At this moment after leaving the doctor’s office, I was struck by reality and decided that I had to make a change for my life and not only because of my health, but for my parents who really deserved it.

I moved back to my country of origin because I applied for college and my petition was denied because I didn’t have a green card. This made me realize that I wasn't worth shit in the U.S., and I definitely didn't have a future there realizing the last 8 years of my life had been thrown away in a garbage can. Now I was 20 years old, had lost 20 lbs and was trying to change my life but I was living back in the home of Pablo Escobar, guerrilla and paramilitary groups and all sorts of delinquency which absorbed me once again into that “fast lane” life.

I was going to college at this period of time. My money here was worth almost triple compared to the exchange rate, so basically I was on party animal mode and leading a very promiscuous active sex life.

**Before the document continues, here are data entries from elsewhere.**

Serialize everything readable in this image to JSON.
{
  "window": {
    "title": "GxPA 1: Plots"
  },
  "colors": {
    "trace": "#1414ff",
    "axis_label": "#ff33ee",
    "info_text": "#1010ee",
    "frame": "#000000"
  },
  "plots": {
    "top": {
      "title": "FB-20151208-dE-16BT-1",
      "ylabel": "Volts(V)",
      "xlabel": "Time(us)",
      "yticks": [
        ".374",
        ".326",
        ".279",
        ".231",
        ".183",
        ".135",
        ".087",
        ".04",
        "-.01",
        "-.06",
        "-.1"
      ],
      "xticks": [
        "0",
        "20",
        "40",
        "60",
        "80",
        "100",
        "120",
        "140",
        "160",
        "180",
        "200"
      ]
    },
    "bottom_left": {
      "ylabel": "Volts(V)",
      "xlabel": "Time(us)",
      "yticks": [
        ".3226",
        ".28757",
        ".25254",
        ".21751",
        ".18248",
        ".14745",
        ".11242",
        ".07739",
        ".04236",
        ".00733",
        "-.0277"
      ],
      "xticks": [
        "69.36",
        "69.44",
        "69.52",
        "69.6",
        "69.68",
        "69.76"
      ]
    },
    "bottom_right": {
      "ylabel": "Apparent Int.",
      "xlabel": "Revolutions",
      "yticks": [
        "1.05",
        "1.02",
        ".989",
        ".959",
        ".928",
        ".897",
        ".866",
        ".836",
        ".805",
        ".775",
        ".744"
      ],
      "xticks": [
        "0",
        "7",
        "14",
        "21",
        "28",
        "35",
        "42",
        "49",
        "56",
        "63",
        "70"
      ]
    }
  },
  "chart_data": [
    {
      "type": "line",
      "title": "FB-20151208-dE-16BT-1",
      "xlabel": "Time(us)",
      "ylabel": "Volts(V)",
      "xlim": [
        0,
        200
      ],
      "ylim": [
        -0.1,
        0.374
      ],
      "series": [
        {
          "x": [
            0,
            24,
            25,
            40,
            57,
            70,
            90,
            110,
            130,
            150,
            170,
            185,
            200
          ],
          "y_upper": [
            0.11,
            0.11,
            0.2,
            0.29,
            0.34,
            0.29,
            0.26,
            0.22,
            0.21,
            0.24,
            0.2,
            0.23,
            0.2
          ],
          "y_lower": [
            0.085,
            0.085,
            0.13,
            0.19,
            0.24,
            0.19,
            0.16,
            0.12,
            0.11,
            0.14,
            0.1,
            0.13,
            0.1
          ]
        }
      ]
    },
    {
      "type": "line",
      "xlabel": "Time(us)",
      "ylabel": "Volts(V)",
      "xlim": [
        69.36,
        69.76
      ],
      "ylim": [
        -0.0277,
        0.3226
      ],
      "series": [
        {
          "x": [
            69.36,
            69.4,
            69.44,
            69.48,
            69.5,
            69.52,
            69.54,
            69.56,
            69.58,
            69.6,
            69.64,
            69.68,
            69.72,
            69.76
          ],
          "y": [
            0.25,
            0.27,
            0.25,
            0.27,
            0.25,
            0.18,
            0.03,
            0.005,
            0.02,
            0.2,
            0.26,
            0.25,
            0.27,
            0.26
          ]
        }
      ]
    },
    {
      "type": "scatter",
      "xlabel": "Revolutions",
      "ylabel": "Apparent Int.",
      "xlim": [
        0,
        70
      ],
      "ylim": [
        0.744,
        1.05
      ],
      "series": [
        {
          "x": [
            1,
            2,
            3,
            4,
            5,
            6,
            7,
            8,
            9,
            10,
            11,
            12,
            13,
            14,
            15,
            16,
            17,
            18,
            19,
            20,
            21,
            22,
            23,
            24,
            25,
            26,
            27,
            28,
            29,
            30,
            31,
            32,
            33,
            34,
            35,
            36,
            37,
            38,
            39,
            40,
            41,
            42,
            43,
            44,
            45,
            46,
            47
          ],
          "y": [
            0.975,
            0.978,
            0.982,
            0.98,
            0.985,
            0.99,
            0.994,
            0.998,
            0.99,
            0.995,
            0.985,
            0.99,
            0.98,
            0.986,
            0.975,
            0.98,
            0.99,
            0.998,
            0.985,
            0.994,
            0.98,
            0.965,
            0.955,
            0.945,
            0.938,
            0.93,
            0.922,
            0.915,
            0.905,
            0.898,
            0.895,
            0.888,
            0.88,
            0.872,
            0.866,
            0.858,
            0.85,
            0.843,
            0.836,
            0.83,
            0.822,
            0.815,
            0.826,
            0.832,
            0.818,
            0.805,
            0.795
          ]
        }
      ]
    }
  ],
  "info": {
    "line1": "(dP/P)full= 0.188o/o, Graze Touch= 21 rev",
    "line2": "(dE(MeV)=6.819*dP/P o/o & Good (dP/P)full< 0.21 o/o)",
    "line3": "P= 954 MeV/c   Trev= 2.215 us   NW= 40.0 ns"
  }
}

I kept abusing my health for the next couple of years and things just got worse as I started getting involved with murderers, drug traffickers and others not to mention. This time I was so caught up with drug consumption that my parents had started to get more worried about the situation because my family members had told them I was taking the wrong road to walk in life, the worst thing that they didn’t know was that I had dropped out of college in 7th semester while believing I was attending.

Before the semester was done my mother had the gut feeling and found out I didn’t sign up that semester. This was the most devastating news my parents could’ve gotten but I recognize that for me, it was the most shameful thing I’ve done in my life because I was raised to not be a quitter and that was exactly what I was doing, quitting!

I’m 29 years old right now, I lost more than 60 lbs and I live with my girlfriend whom I adore and I have changed my life. My new life started 2 years ago. Back then I didn't know her yet and I was very controlled with drugs but at least twice a month I was partying not as bad as when I used to party for two days straight in a row.

But it seemed like this drug demon was trying to possess me again.

In between of one of those nights in a rush of cocaine I got into a fight with the wrong person.

This person was a known hitman and when I realized it, it was too late to step back. He was actually from around my way and I grew up with him before I had left overseas but that wasn’t a good reason for him to threaten to kill me. The thing was that I couldn’t go to the police because that’s just something you can’t do unless you’re trying to stay alive.

Two days later like it was what I call a miracle, he got caught and charged with more than 7 murders and three attempts. This was a sign that God works in different and magical ways because in return for that I promised to focus on recovering my life and climbing out of the hole that I was burying myself in.

Now I’m two years cocaine, tobacco and alcohol free and like my favorite rapper Biggie Smalls said,

“And I went from negative to positive, and it’s all good!”